Ortiz’s party was successful only as art. Friends had flown in from Chicago, Amsterdam, Buenos Aires. He knew it had all been about orientation.
A tall man, bald, with a gray right eye and the words en unión y libertad tattooed on his wrist, stood with a glass of white wine in the kitchen and said, “I’m going to cut you. A poem on a black steel surface.”
Ortiz smiled with embarrassment and went into the living room with a tray. He felt like something cold, something that lives in caves, deep under and cold, sightless.
They preferred the couches and the television. He’d forgotten about the strife between the states. His girl friend had to yet to arrive. Who’d know what to do.
When Morrell saw Giselle with a large orange shrimp in her fingers, he sat at the farthest left, and Giselle offered Ortiz a look the Saracens must have observed on yore battle fields.
“Lines, it will be lines. I use surgeons’ instruments, acids for dissolving through the hard surface–parallel, perpendicular, and a caretaker’s circles,” the bald man said. With his wine and his cheese and his height and that strange gray eye.
Ortiz felt like someone had taken a razor to the skin between his fingers. He’d arranged the rooms of his loft from memory. White paint for Glen the Celt, black leather for Morrell. He didn’t ask who’d brought the bald man.
Morrell at the far left, Joseph beside him, Mary nearby, Glen’s whereabouts at the moment unknown. One of them had tuned the television onto a distortion that appeared on and off the frame and with very little volume. He’d prepared the display table with his new designs watched over by Mary’s photographs, carefully arranged and summarily ignored. He’d considered orientation but had forgotten the histories. Morrell’s disparagement, Giselle’s syntactical emphases on the phone.
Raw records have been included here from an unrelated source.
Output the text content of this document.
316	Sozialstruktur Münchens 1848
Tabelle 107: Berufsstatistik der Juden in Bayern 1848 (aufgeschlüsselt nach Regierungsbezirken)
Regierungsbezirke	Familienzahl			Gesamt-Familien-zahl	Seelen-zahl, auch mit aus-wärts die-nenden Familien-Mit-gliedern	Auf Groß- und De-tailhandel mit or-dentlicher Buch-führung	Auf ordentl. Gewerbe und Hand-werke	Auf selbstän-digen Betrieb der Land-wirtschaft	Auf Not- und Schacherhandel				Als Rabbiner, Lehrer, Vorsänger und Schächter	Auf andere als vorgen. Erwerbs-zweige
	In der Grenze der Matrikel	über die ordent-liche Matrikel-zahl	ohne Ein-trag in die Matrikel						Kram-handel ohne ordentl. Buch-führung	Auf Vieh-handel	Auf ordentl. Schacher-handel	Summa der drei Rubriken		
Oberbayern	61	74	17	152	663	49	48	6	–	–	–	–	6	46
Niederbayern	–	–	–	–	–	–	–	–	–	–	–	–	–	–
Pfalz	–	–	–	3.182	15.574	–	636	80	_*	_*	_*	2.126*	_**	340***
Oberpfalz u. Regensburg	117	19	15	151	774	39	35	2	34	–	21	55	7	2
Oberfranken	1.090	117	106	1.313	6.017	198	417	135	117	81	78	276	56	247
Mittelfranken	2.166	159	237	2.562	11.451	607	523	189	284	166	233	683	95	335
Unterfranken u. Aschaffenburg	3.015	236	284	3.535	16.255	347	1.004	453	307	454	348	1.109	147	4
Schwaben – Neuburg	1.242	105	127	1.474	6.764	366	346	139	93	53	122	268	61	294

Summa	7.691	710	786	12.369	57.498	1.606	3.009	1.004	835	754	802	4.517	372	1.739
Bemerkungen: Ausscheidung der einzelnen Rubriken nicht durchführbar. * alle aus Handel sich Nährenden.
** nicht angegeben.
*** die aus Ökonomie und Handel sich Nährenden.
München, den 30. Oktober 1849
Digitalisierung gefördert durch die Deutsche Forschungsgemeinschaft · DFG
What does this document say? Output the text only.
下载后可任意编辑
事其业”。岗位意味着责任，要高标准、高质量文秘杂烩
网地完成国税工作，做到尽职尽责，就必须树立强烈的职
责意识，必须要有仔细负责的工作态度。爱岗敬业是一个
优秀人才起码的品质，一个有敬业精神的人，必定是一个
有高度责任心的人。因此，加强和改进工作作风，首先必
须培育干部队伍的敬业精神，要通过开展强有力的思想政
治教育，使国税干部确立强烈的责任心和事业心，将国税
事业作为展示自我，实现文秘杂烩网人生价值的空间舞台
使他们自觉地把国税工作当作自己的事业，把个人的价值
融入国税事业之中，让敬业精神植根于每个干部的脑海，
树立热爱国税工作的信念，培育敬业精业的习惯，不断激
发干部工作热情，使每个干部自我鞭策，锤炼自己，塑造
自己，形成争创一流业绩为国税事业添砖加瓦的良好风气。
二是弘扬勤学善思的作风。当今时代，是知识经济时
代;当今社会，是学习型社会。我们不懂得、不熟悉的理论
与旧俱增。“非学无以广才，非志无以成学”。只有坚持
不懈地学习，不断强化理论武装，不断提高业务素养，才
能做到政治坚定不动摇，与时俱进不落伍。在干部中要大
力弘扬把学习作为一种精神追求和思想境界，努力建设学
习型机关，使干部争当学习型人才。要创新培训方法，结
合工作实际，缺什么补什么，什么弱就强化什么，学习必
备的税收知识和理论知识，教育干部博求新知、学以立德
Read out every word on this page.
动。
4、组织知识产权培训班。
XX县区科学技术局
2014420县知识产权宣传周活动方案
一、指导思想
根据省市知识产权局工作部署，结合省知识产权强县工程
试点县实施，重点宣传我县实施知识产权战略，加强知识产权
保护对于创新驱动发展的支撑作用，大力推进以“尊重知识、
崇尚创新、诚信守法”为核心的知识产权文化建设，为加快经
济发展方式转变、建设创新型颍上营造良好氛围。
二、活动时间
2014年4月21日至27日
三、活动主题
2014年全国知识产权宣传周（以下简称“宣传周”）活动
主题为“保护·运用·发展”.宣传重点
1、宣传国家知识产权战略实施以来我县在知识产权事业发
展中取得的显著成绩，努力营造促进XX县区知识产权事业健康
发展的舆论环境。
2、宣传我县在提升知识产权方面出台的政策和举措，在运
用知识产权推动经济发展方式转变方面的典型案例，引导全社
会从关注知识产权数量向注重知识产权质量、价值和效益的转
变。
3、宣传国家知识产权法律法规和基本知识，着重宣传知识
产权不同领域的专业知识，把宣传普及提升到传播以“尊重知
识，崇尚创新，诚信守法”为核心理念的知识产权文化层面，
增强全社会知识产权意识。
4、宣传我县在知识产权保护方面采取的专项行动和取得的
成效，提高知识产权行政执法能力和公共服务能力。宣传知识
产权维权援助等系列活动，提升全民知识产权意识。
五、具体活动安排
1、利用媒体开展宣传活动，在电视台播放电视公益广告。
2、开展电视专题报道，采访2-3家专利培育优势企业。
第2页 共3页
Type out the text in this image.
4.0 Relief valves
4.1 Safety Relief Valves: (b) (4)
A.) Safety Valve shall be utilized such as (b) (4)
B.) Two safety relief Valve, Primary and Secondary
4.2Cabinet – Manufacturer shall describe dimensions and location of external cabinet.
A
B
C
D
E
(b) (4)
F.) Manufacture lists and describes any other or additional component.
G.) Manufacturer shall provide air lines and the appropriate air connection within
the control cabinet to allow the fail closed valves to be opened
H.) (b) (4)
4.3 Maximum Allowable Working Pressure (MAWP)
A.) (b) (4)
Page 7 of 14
In the darkened hallway he remembered what she’d said: “I never want to see him again.” And then there was Joseph who would never forget the sound of his grandmother’s agony before the gas, an agony expressed at dinner tables by a father who coughed blood into the toilet, so said Joseph.
An erected puzzle lamp cast concentric dot arcs on the wall, and while he picked up empty cups, Ortiz marked the bald man’s head that interrupted the pattern and reformed it into a peaceful halo. The bald man said, ” . . . turn you into plates, lines, a euclidean experiment. Acids, silver edges. The broken skin of metal.”
A voice echoed. Glen’s voice saying, “If Joseph is from Chicago, then Chicago can bake to death in the heat.” But Ortiz couldn’t remember why these words approached him now. Law suits or divorce or ancient war? Yes, did that explain the slam of the front door moments ago?
Surreptitiously, he arranged the spent cups in the sink. His girl friend had yet to come. Who’d know what to do, what to say. The quiet behind him was like a room full of amputees. He heard footsteps approach. A familiar voice said, “Acids, lines . . . ”
“Very well then,” Ortiz said, “call it A Collection of Hatreds and be done with it.”